I am completely redrafting this question following the advice of @MrFlick.
Assume I have a data.frame
like the following
set.seed(1)
group<-(rep(1:10, sample(50:200, 10, replace=T)))
gender<-factor((sample(0:1, 1328, replace=T, prob=c(0.55, 0.45))))
country<-factor((sample(6030:6098, 1328, replace=T)))
ethnicity<-factor((sample(7040:7101, 1328, replace=T)))
yearbirth<-(sample(1950:1986, 1328, replace=T))
df<-data.frame(group, gender, country, ethnicity, yearbirth)
For each group
, I would like to calculate the Silhouette Width (SW) corresponding to the 'optimal' number of clusters. To do so, I prepared the following function which I would like to repeat on any group
library(cluster)
library(fpc)
ASW<-function(x){
x<-as.data.frame(x)
id<-as.integer(x[1,1])
people<-length(as.vector(x[,1]))
if (people==1){
p=0
} else {
x<-x[,-1]
diss<-daisy(x, metric="gower")
if (people/3<2) {
maxclus=2
} else {
maxclus<-round(people/3)
}
asw <- numeric(maxclus)
for (k in 2:maxclus) asw[[k]] <- pam(diss, k, diss=T) $ silinfo $ avg.width
k.best <- which.max(asw)
p<-asw[k.best]
}
swg<-numeric(2)
swg[1]<-id
swg[2]<-p
swg
}
As a final output, I would like ASW
to produce a data.frame
having the group number (id) in the first column and the Silhouette Width value corresponding to the optimal number of clusters in the second. If the group contains only one individual, I would like Silhouette Width to be 0 - SW is not defined for less than 2 clusters.
Using all variables except for group
I would like to compute a dissimilarity matrix using daisy
from the cluster
package. To my knowledge, daisy
is the only function capable to compute a dissimilarity matrix from mixed variables. Next, I would pass the dissimilarity matrix just produced to pam
and calculate the Silhouette Width for various cluster configurations. To shorten the computing time, especially with large groups, I am imposing a maximum number of clusters equal to one-third the number of individuals in the group.
At this point, I would like the function to take the SW value corresponding to the optimal number of clusters (determined by looking at the maximum Silhouette Width value) and paste it, together with the corresponding group id, in a data.frame
- here called aswout
.
Unfortunately, the function seems not to work properly (I tried it on the first group only) and it's not so clear to me how to get it 'cycle' over all the groups.
I hope the question is clear. Write if there is something you don´t understand and I will add more information.
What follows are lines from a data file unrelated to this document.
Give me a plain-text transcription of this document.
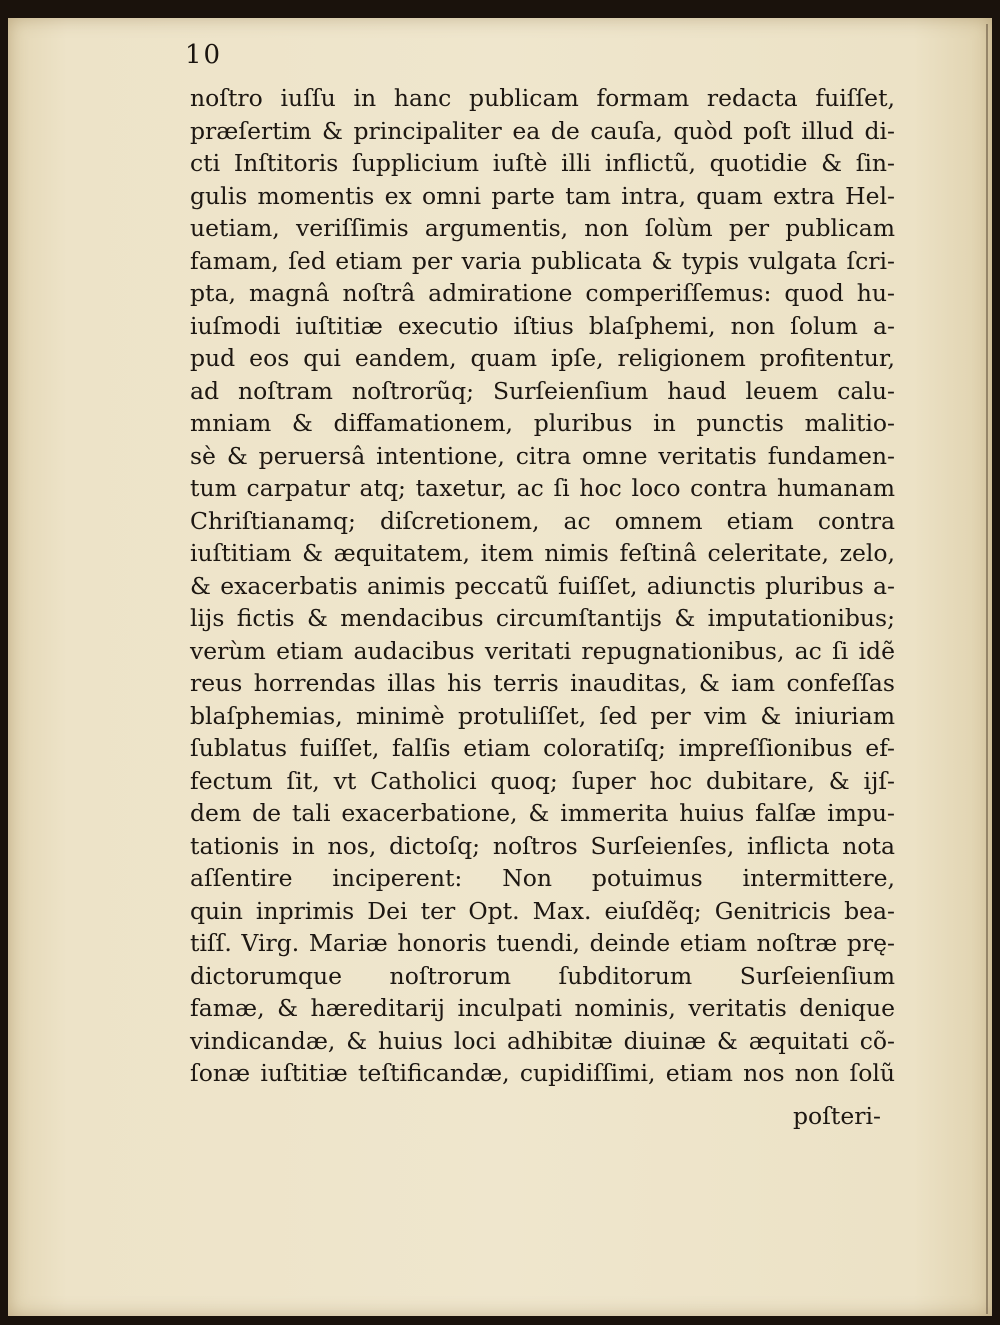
10
noſtro iuſſu in hanc publicam formam redacta fuiſſet,
præſertim & principaliter ea de cauſa, quòd poſt illud di-
cti Inſtitoris ſupplicium iuſtè illi inflictũ, quotidie & ſin-
gulis momentis ex omni parte tam intra, quam extra Hel-
uetiam, veriſſimis argumentis, non ſolùm per publicam
famam, ſed etiam per varia publicata & typis vulgata ſcri-
pta, magnâ noſtrâ admiratione comperiſſemus: quod hu-
iuſmodi iuſtitiæ executio iſtius blaſphemi, non ſolum a-
pud eos qui eandem, quam ipſe, religionem profitentur,
ad noſtram noſtrorũq; Surſeienſium haud leuem calu-
mniam & diffamationem, pluribus in punctis malitio-
sè & peruersâ intentione, citra omne veritatis fundamen-
tum carpatur atq; taxetur, ac ſi hoc loco contra humanam
Chriſtianamq; diſcretionem, ac omnem etiam contra
iuſtitiam & æquitatem, item nimis feſtinâ celeritate, zelo,
& exacerbatis animis peccatũ fuiſſet, adiunctis pluribus a-
lijs fictis & mendacibus circumſtantijs & imputationibus;
verùm etiam audacibus veritati repugnationibus, ac ſi idẽ
reus horrendas illas his terris inauditas, & iam confeſſas
blaſphemias, minimè protuliſſet, ſed per vim & iniuriam
ſublatus fuiſſet, falſis etiam coloratiſq; impreſſionibus ef-
fectum ſit, vt Catholici quoq; ſuper hoc dubitare, & ijſ-
dem de tali exacerbatione, & immerita huius falſæ impu-
tationis in nos, dictoſq; noſtros Surſeienſes, inflicta nota
aſſentire inciperent: Non potuimus intermittere,
quin inprimis Dei ter Opt. Max. eiuſdẽq; Genitricis bea-
tiſſ. Virg. Mariæ honoris tuendi, deinde etiam noſtræ prę-
dictorumque noſtrorum ſubditorum Surſeienſium
famæ, & hæreditarij inculpati nominis, veritatis denique
vindicandæ, & huius loci adhibitæ diuinæ & æquitati cõ-
ſonæ iuſtitiæ teſtificandæ, cupidiſſimi, etiam nos non ſolũ
poſteri-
I am really thankful for any help on this!
All the best, Riccardo
EDIT:
The ASW
function now works. I am trying to make it cycle over all groups in a data frame. I learned from another post that it's a bad habit to include data.frame
s within functions that are grown as the function executes. This however was the aim of my aswout
data.frame
. I am now looking for a way to achieve the same result, having the function loop over the groups and giving me an output data.frame
, without including the data.frame
within the function.